INTRODUCTION TO HADOOP
Hadoop is now-a-days one of the most popular open source implementation of Map-Reduce which is a powerful tool designed for deep analysis and transformation of large data. Hadoop helps you to explore complex data, using custom analysis to your information and questions. Hadoop, system that allows unstructured data to be distributed across hundreds & thousands of different machines forming shared clusters. Hadoop owns an individual file system which replicates data on multiple nodes ensuring that if one node that holds data goes down, there are at least 2 other nodes from which data can be retrieved. This protects the data and ensures data availability from node failure, something which is critical when there are many nodes in a cluster (RAID at a server level).
HOW HADOOP WORKS?
Hadoop reduces communication which can be performed by the processes, as each individual record processing is done by a task in isolation from one another. While this sounds like a limitation at first, but it makes the whole framework much more reliable. Hadoop will not just run any program and distribute it across every cluster. Programs must be written in such a way that it conforms to a particular programming model, named "Map-Reduce."
In Map-Reduce, records are processed in isolation with the help of tasks called Mappers. The output from retrieved from Mappers is then brought together into a second set of tasks, Reducers, where results from different mappers are merged together.
Pieces of data can be provided with key names which inform Hadoop about how to send related bits of information to common destination node. Hadoop internally manages all of the data transfer and cluster topology issues.
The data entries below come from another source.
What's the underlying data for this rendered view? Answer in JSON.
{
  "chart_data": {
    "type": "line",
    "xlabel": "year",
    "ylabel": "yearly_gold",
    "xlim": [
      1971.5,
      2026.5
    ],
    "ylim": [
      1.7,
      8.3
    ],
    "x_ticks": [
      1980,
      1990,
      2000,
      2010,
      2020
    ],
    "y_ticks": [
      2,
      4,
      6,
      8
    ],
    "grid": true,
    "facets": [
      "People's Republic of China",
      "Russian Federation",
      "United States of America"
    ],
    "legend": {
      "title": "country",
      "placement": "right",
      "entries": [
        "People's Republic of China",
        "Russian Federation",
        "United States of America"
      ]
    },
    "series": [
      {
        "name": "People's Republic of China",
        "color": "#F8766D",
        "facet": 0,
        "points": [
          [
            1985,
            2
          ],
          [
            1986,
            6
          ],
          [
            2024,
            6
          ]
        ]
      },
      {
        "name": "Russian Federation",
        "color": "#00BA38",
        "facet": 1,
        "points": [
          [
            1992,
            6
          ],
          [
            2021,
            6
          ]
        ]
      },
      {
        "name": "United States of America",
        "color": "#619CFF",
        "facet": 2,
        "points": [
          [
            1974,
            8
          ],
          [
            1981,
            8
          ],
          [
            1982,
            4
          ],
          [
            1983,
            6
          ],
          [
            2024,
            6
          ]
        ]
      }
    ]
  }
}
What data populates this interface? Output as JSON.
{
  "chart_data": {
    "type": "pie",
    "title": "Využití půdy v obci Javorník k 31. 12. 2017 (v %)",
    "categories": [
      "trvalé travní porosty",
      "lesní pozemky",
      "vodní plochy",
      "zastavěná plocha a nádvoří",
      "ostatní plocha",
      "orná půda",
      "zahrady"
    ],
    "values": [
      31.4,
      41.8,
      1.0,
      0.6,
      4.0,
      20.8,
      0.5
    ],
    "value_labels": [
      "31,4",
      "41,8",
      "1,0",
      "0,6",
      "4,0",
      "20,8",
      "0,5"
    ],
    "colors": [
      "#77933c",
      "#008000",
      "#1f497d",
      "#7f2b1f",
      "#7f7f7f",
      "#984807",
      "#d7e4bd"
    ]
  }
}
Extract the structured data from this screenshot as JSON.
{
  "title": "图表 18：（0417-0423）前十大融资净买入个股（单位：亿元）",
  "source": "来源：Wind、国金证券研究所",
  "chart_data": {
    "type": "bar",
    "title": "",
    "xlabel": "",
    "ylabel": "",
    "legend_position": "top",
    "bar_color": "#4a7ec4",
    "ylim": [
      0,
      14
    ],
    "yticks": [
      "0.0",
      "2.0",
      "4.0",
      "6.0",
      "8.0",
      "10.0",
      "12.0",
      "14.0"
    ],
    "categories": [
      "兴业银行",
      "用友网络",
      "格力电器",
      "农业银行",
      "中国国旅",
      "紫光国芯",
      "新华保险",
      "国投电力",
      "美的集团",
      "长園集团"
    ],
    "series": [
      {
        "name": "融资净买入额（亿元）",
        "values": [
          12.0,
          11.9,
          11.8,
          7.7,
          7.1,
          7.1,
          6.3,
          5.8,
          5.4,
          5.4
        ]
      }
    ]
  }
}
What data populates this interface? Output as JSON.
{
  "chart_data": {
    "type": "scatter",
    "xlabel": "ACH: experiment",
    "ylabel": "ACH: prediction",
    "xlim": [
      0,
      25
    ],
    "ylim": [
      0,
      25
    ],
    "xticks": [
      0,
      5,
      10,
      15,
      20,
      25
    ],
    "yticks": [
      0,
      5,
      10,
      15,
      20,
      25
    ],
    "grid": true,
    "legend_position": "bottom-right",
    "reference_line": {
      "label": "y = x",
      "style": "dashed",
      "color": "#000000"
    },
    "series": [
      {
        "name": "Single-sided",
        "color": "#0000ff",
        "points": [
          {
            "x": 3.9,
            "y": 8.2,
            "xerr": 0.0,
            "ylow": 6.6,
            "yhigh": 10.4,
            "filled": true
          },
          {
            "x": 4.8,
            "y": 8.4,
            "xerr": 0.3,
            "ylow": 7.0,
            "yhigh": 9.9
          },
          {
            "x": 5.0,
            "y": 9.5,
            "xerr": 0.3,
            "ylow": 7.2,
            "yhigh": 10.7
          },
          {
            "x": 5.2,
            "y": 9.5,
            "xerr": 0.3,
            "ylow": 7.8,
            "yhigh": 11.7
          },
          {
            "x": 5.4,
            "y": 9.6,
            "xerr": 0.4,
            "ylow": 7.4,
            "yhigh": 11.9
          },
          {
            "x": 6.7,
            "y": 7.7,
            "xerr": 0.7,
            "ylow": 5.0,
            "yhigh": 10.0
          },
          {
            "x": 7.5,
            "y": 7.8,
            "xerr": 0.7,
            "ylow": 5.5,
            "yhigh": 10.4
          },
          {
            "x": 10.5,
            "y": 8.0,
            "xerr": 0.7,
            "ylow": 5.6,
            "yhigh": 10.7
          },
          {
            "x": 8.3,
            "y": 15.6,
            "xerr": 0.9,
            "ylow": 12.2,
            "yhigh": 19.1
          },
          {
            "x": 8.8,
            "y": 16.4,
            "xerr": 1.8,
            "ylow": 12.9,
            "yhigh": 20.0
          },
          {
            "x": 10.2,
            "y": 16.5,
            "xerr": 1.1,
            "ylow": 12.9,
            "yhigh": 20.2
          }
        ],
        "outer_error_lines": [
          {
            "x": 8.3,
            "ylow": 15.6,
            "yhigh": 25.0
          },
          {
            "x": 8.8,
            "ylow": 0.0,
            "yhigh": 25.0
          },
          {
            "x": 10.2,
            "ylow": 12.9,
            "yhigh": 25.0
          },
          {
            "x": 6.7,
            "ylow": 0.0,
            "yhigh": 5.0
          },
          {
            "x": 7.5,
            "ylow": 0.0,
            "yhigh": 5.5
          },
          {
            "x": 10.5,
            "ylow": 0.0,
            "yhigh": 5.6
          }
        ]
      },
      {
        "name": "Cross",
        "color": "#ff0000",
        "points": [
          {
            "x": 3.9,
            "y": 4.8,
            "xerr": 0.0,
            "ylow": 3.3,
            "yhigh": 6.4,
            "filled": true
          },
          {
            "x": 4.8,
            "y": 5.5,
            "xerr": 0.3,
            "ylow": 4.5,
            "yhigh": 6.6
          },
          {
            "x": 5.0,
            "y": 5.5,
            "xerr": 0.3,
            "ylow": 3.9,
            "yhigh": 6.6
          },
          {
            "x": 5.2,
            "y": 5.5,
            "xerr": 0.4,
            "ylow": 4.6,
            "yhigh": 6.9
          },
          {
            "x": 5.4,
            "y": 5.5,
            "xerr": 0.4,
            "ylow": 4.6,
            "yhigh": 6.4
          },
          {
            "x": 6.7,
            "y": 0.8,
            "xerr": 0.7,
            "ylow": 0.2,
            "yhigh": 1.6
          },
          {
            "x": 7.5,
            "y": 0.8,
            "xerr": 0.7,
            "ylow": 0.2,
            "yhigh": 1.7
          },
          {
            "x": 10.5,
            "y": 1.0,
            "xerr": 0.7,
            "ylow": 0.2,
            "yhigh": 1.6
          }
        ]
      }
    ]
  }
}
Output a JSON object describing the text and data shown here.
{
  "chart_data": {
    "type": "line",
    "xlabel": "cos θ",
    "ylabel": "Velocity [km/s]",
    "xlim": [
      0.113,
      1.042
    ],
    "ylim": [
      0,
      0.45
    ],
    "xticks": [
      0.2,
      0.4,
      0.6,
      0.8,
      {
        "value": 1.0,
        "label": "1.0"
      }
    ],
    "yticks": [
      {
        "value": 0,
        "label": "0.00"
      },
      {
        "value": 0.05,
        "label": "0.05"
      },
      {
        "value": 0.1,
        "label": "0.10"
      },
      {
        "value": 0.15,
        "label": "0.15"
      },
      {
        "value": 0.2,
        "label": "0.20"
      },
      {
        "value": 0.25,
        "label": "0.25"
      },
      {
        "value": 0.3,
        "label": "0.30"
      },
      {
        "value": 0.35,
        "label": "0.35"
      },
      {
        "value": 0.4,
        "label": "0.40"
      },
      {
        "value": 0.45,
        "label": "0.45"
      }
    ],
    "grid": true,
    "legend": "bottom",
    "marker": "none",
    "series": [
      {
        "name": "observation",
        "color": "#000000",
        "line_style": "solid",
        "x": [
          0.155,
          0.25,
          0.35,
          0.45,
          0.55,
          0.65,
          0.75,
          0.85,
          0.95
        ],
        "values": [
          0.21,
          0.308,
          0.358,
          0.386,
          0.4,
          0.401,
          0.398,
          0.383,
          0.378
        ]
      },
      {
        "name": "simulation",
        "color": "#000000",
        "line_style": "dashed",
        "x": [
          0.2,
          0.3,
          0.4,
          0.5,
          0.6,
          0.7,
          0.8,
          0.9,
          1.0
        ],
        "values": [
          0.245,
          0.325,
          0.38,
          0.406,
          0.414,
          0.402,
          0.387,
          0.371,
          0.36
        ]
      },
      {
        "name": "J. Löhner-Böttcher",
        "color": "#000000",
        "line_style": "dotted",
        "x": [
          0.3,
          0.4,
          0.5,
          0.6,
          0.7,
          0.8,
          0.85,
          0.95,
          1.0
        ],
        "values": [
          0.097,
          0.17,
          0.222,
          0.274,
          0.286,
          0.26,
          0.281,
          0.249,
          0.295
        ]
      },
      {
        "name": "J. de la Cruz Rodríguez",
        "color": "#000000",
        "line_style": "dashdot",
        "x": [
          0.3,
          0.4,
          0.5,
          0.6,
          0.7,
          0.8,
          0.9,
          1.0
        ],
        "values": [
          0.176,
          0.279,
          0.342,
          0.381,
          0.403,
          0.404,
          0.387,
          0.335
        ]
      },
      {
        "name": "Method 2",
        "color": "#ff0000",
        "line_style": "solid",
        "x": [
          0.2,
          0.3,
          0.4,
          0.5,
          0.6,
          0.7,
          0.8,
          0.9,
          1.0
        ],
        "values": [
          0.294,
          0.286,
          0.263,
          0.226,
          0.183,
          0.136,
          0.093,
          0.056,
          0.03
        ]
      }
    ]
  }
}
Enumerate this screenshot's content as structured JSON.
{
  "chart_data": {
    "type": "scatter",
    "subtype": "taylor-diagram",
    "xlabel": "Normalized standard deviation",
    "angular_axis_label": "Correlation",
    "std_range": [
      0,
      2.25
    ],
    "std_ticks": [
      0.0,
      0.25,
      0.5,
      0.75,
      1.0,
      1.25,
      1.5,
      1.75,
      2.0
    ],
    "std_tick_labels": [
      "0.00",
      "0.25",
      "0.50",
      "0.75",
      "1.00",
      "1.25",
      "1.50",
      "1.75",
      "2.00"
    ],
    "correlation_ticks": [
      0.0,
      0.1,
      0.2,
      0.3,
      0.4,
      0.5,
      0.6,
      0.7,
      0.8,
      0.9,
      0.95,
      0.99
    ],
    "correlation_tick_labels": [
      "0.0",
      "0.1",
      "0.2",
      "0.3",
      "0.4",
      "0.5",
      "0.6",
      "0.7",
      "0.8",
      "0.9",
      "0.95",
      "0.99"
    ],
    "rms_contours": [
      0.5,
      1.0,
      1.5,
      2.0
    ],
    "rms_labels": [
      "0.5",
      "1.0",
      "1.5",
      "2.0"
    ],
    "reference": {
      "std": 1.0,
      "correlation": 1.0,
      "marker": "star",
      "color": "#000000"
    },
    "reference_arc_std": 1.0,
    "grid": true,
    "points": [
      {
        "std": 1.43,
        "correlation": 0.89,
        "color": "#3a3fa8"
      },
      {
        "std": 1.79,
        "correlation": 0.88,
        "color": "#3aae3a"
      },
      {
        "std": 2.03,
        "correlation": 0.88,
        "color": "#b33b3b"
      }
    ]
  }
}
By restricting the communication between nodes, Hadoop helps in making the distributed system much more reliable. Individual node failures can be repaired by restarting tasks on another machines. User-level tasks do not communicate explicitly with one another, neither messages need to be exchanged by user programs, nor do nodes need roll back to pre-arrange the checkpoints to partially start the computation. The other nodes continue to operate as though nothing went wrong, leaving the challenging aspects of partially restarting the program to the underlying Hadoop layer.